Это примерно одна и та же стихия, но только что вот в родном городе, когда я там жил эти тридцать два года, у меня было ощущение, что и она ограничена каким-то образом. Военно-морским флотом, пограничной службой, я не знаю…
С другой стороны, вся эта местная архитектура – она совершенно не отечественная, другой принцип: принцип ограниченного пространства. В Ленинграде,
Здесь же все очень похоже на ювелирные дела. Но я смотрю на это не как на филигрань или ювелирное искусство, я смотрю, что может сделать человек. Итальянцы – это вообще довольно странная нация в том смысле, что они колоссально одарены именно в визуальном смысле. То есть этот гений, который в Италии ушел в пятнадцатом-шестнадцатом веке в архитектуру, на сегодняшний день, естественно, ушел в дизайн. И я думаю, этот гений связан все-таки с морем, с близостью воды на полуострове, омываемом ею с трех сторон.

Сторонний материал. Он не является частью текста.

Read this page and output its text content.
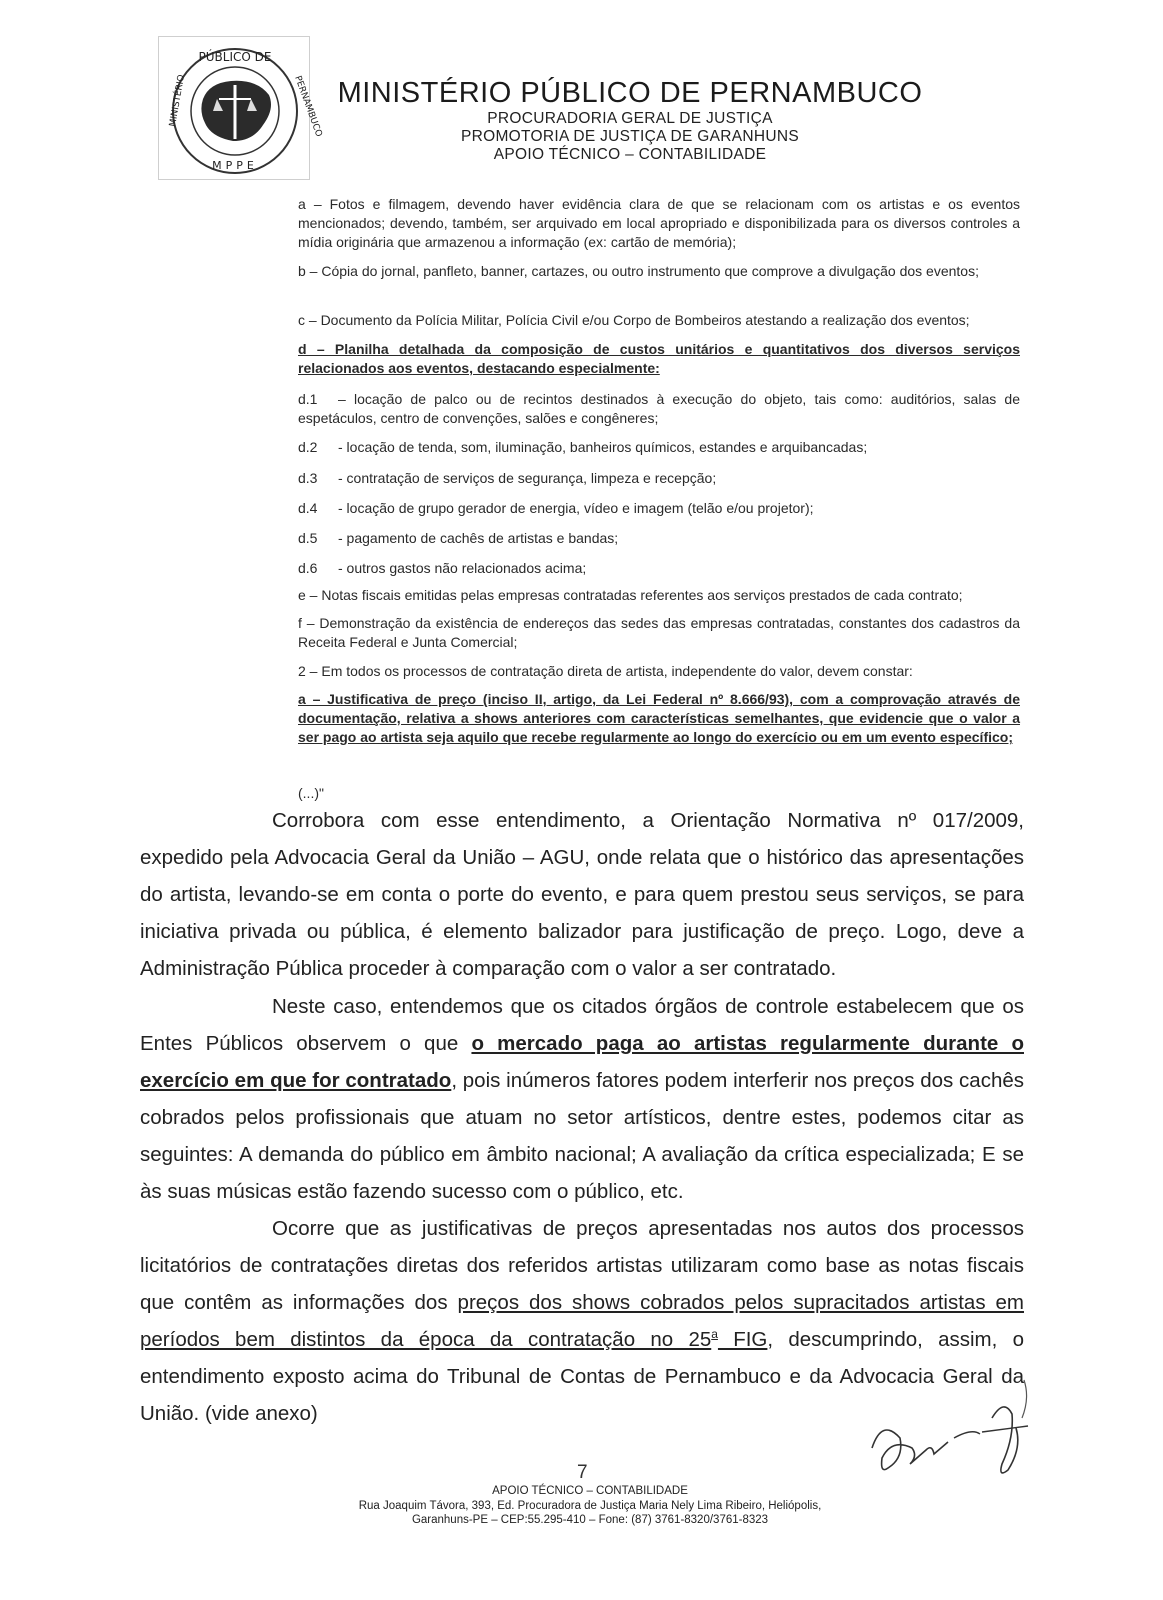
PÚBLICO DE
MINISTÉRIO	PERNAMBUCO
MPPE
MINISTÉRIO PÚBLICO DE PERNAMBUCO
PROCURADORIA GERAL DE JUSTIÇA
PROMOTORIA DE JUSTIÇA DE GARANHUNS
APOIO TÉCNICO – CONTABILIDADE

a – Fotos e filmagem, devendo haver evidência clara de que se relacionam com os artistas e os eventos mencionados; devendo, também, ser arquivado em local apropriado e disponibilizada para os diversos controles a mídia originária que armazenou a informação (ex: cartão de memória);

b – Cópia do jornal, panfleto, banner, cartazes, ou outro instrumento que comprove a divulgação dos eventos;

c – Documento da Polícia Militar, Polícia Civil e/ou Corpo de Bombeiros atestando a realização dos eventos;

d – Planilha detalhada da composição de custos unitários e quantitativos dos diversos serviços relacionados aos eventos, destacando especialmente:

d.1 – locação de palco ou de recintos destinados à execução do objeto, tais como: auditórios, salas de espetáculos, centro de convenções, salões e congêneres;

d.2 - locação de tenda, som, iluminação, banheiros químicos, estandes e arquibancadas;

d.3 - contratação de serviços de segurança, limpeza e recepção;

d.4 - locação de grupo gerador de energia, vídeo e imagem (telão e/ou projetor);

d.5 - pagamento de cachês de artistas e bandas;

d.6 - outros gastos não relacionados acima;

e – Notas fiscais emitidas pelas empresas contratadas referentes aos serviços prestados de cada contrato;

f – Demonstração da existência de endereços das sedes das empresas contratadas, constantes dos cadastros da Receita Federal e Junta Comercial;

2 – Em todos os processos de contratação direta de artista, independente do valor, devem constar:

a – Justificativa de preço (inciso II, artigo, da Lei Federal nº 8.666/93), com a comprovação através de documentação, relativa a shows anteriores com características semelhantes, que evidencie que o valor a ser pago ao artista seja aquilo que recebe regularmente ao longo do exercício ou em um evento específico;

(...)"

Corrobora com esse entendimento, a Orientação Normativa nº 017/2009, expedido pela Advocacia Geral da União – AGU, onde relata que o histórico das apresentações do artista, levando-se em conta o porte do evento, e para quem prestou seus serviços, se para iniciativa privada ou pública, é elemento balizador para justificação de preço. Logo, deve a Administração Pública proceder à comparação com o valor a ser contratado.

Neste caso, entendemos que os citados órgãos de controle estabelecem que os Entes Públicos observem o que o mercado paga ao artistas regularmente durante o exercício em que for contratado, pois inúmeros fatores podem interferir nos preços dos cachês cobrados pelos profissionais que atuam no setor artísticos, dentre estes, podemos citar as seguintes: A demanda do público em âmbito nacional; A avaliação da crítica especializada; E se às suas músicas estão fazendo sucesso com o público, etc.

Ocorre que as justificativas de preços apresentadas nos autos dos processos licitatórios de contratações diretas dos referidos artistas utilizaram como base as notas fiscais que contêm as informações dos preços dos shows cobrados pelos supracitados artistas em períodos bem distintos da época da contratação no 25$^a$ FIG, descumprindo, assim, o entendimento exposto acima do Tribunal de Contas de Pernambuco e da Advocacia Geral da União. (vide anexo)

7
APOIO TÉCNICO – CONTABILIDADE
Rua Joaquim Távora, 393, Ed. Procuradora de Justiça Maria Nely Lima Ribeiro, Heliópolis,
Garanhuns-PE – CEP:55.295-410 – Fone: (87) 3761-8320/3761-8323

Много тепла, много водички.
Вы спрашиваете меня, почему я говорю «водичка»? Ну, это если угодно, такой снобистический подход к языку. Мы ведь не говорим «стихи», или мы не говорим «я поэт». Мы говорим «стишки». И сказать про себя «поэт», как заметил Роберт Фрост, все равно как нескромно сказать, что ты хороший человек. Или как говорила Ахматова: «Я не понимаю этих больших слов – „поэт“, „бильярд“…»
Именно потому, что она стихия, ты ее в разговоре, в речи немножечко снижаешь, преуменьшаешь и так далее, и так далее. И кроме того, потому что я ее люблю. Да? В конце концов, это то, что называется, уменьшительно-ласкательное. То есть я в некотором роде оказываюсь в положении святого Франциска.
Водичка – это единственное, на что ты можешь смотреть без раздражения. То есть на свете существуют два самых главных шоу для меня – вот это и облака. Самое многособытийное зрелище, бесконечное приключение. Не говоря уже о том, что облака в водичке отражаются, голова идет кругом. В совершенно замечательное, экстатическое состояние можно прийти.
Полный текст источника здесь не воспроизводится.